Greetings from Brussels!
It’s been a busy week. The European Commission published its annual GDPR evaluation report. Two years in, and still a relatively young piece of legislation, Didier Reynders Commissioner for (EU) Justice said that it had largely met its objectives while becoming a global standard for data protection beyond the EU. He went further to state that we can do better, particularly in the uniform application of the rules across the Union for citizens and businesses alike particularly for SMEs. Reynders said that the European Commission will continue to monitor the reality of regulatory provisions in close cooperation with the European Data Protection Board.
The EDPB has not been sitting idle during these recent and difficult times, far from it. I had an opportunity yesterday to talk with Isabelle Vereecken, head of the EDPB Secretariat. The board has been prolific in its work of late: A typical year for the EDPB is about 100 meetings; in the last three months they’ve held 140 meetings, including 15 plenaries, over 70 sub-group meetings and a few dozen drafting team meetings. Clearly COVID-19-related work has amplified EDPB output and also in its advisory capacity to the Commission. And this in addition to its ongoing work. It goes to highlight that even in times of crisis, the work around data protection and the GDPR does not let up and remains at the forefront.
One of the more significant developments through the Board was its publication of the "one-stop-shop" decision register Thursday. One must remember that through the GDPR this innovative governance approach and system was designed to ensure — and demonstrate — an effective and consistent application of the GDPR for companies processing data cross border within the Union. A system whereby companies interact with one lead supervisory authority as interlocutor on behalf of other concerned national regulators.
As privacy pros look for practical guidance on the implementation of the law, the register goes a long way to answer this need. Companies look for real case examples to guide their respective privacy implementation projects. The register will help build up knowledge and awareness and thus help organizations mitigate their compliance risk. In many respects, the register represents a repository of case law from the EU’s administrative and regulatory bodies establishing a certain level of legal precedence. Importantly, these decisions are not taken in isolation by any given lead regulatory authority, they are the outcomes of extensive consultation processes on draft decisions. Regulatory enforcement has become an exercise in cooperation and, by extension, more consistent and more transparent in its application.
The register will be continuously populated with decisions once processed and approved for publication. In the words of Isabelle Vereecken, it is akin to a "treasure chest" for DPOs and privacy pros at large. These decisions reflect practical case scenarios that privacy pros are confronted with daily. The road has not been easy due to the differentiation of legislation and administrative law at the member state level, and the value of this central register is incalculable. It serves as a practical compendium not only to companies, but also to regulators alike.

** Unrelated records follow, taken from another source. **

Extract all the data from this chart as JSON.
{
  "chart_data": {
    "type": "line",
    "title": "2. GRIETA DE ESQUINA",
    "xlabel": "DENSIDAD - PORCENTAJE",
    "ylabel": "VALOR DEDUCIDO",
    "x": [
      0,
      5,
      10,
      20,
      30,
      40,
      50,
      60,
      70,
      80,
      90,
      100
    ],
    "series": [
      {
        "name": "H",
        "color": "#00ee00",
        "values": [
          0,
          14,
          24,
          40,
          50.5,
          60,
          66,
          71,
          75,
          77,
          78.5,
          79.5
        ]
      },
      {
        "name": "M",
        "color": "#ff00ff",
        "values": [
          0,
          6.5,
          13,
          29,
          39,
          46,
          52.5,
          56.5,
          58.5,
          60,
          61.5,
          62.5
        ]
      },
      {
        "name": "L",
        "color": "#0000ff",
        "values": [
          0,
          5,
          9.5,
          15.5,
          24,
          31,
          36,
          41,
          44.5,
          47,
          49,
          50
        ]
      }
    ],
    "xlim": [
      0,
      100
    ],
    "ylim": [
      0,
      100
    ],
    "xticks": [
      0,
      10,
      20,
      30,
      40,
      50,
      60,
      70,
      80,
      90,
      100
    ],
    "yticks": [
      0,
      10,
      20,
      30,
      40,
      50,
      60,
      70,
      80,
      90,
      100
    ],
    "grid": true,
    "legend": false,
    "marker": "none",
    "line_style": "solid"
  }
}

We can already identify some early findings on the nature and outcome of one-stop-shop cases. It shows that most cases are related to data subject rights and, secondly, to the lawfulness of processing undertaken. Importantly, the register also reinforces that lead authorities won’t hesitate to impose substantial fines when multiple GDPR core provisions are infringed. However, overall, lead authorities issued more compliance orders and/or reprimands than fines taking account of a company’s willingness to cooperate and solution.
The fact that the register is public facing also emphasizes the accessibility to the work of the EU regulatory community going the extra mile to highlight transparency. It will no doubt be a welcome development by many.